Scripture Passage (Joshua 5: 9-12)
9The Lord said to Joshua, “Today I have rolled away from you the disgrace of Egypt.” And so that place is called Gilgal to this day. 10While the Israelites were camped in Gilgal they kept the passover in the evening on the fourteenth day of the month in the plains of Jericho. 11On the day after the passover, on that very day, they ate the produce of the land, unleavened cakes and parched grain. 12The manna ceased on the day they ate the produce of the land, and the Israelites no longer had manna; they ate the crops of the land of Canaan that year.
It was a glorious morning when the manna first showed up, fields upon fields of what seemed to be never-ending sustenance in the midst of deep hunger and despair. They ate their fill and it went away only to show up yet again the next day. It was what they needed at the time. It was God’s mercy and God’s grace and God’s fill raining down upon them. They had come out of Egypt downtrodden and emotionally beaten. They were not who they had been or who they were supposed to be. They couldn’t provide for themselves and the anger and the frustration and the disgrace became a part of their lives. They seemed to be in some sort of never-ending spiral of despair upon despair. And then, one day, they awoke to manna, gleaming pools of white that beckoned them to eat their fill, to feel better. It was comfort food at is finest.
And then one day, they ate unleavened bread and parched grain. It was food that they had grown and harvested, food that they had been able to produce themselves. It was wonderful, wonderful to eat of the harvest that they had a hand in bringing to be. It felt good to feel like they were getting back on their feet again. And then they realized that the manna has ceased to be. It no longer came unbidden in the morning. It no longer just appeared out of the clouds. It no longer came and what was interesting was that they really hadn’t realized it.

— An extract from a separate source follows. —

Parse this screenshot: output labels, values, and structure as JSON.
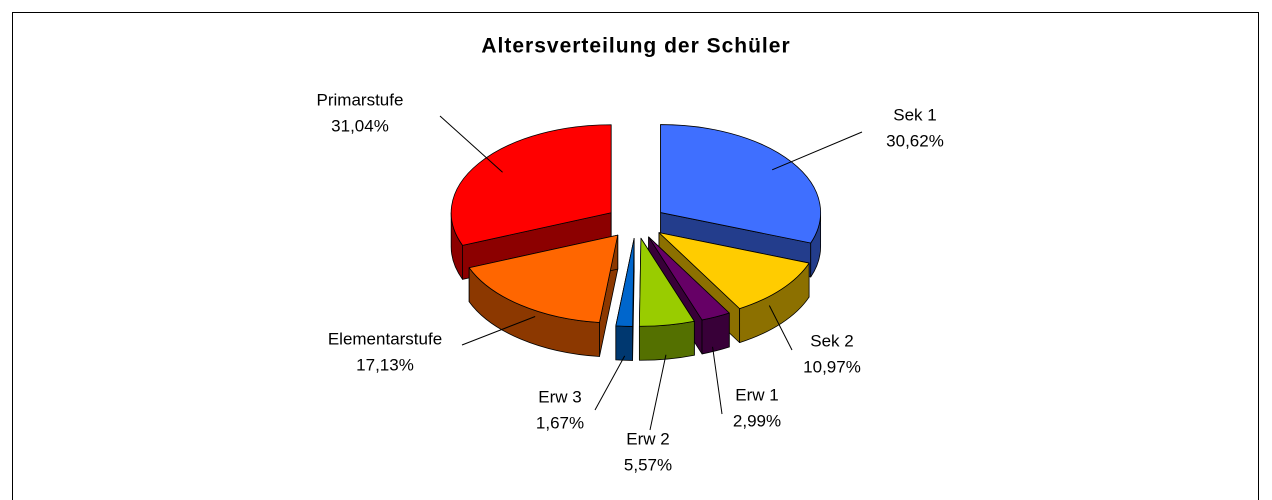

The manna was never meant to be permanent. It was never intended to be the thing that would sustain them forever. You can call it a stop-gap of sorts. But it’s probably better depicted as God’s way of helping us stand. We all have times of despair, times when the manna is the only thing we have to sustain us. But if we spent the rest of our lives just eating manna every morning, what would life really hold? We couldn’t leave the place and travel to new worlds. We have to be there in the morning when the fields burst into white. We couldn’t just relax and maybe even sleep in. After all, the manna was only there for a couple of hours. But, more importantly, we couldn’t grow. We couldn’t become those who God intended us to be—the planters, the harvesters, the helpers, those that hope for something more, that understand that God promises something more. So God gently nudges us away from this sort of dependence. (God did that before when we first began…I mean, does anyone even remember where that little Garden is anymore?) Maybe God’s intention is not that we be dependent upon God but that we choose to depend upon God. Those are different.

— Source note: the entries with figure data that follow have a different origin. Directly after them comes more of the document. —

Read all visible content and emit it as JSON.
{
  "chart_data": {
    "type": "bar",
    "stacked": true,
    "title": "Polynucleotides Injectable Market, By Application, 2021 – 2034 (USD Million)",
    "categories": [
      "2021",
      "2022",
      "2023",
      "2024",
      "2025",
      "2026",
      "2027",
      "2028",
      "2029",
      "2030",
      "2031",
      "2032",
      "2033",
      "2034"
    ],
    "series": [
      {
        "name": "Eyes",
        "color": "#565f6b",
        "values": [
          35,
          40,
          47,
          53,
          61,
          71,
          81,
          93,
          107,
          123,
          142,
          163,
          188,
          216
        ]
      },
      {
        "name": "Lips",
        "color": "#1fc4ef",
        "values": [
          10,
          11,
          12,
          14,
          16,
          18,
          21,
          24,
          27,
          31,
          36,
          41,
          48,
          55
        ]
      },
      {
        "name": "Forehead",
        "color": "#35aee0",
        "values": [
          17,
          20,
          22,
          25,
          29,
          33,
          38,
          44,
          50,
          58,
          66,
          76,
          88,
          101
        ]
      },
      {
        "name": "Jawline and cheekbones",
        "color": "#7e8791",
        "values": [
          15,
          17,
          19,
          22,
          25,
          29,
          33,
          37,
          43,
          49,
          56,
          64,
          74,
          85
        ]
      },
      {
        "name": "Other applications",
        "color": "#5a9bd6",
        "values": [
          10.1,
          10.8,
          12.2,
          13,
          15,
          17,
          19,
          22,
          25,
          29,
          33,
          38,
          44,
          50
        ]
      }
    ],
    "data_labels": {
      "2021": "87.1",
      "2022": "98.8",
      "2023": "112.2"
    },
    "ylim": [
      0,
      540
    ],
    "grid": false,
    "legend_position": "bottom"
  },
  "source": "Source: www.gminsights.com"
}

So in this Lenten season, we remember the manna. We remember the way that God sustained us, holding us, helping us stand. We remember and then begin to walk. And what we learn is that God is not trying to limit our world or constrict our view. God is there when we need help standing. And then when we begin to walk, when we finally begin to hope, when we begin to become more of who God intends us to be, God walks with us as we plant and harvest and become a part of growing God’s Kingdom. And if we fall again, God will pick us up and show us fields of manna—if only for a time. We can depend on that.
Let yourself get shaken up. What are you willing to give up to ensure your own unfolding, and the unfolding of what is holy in your life? Where you stumble, here is your treasure. (Joseph Campbell)
Thank you for sharing your Lenten journey with me!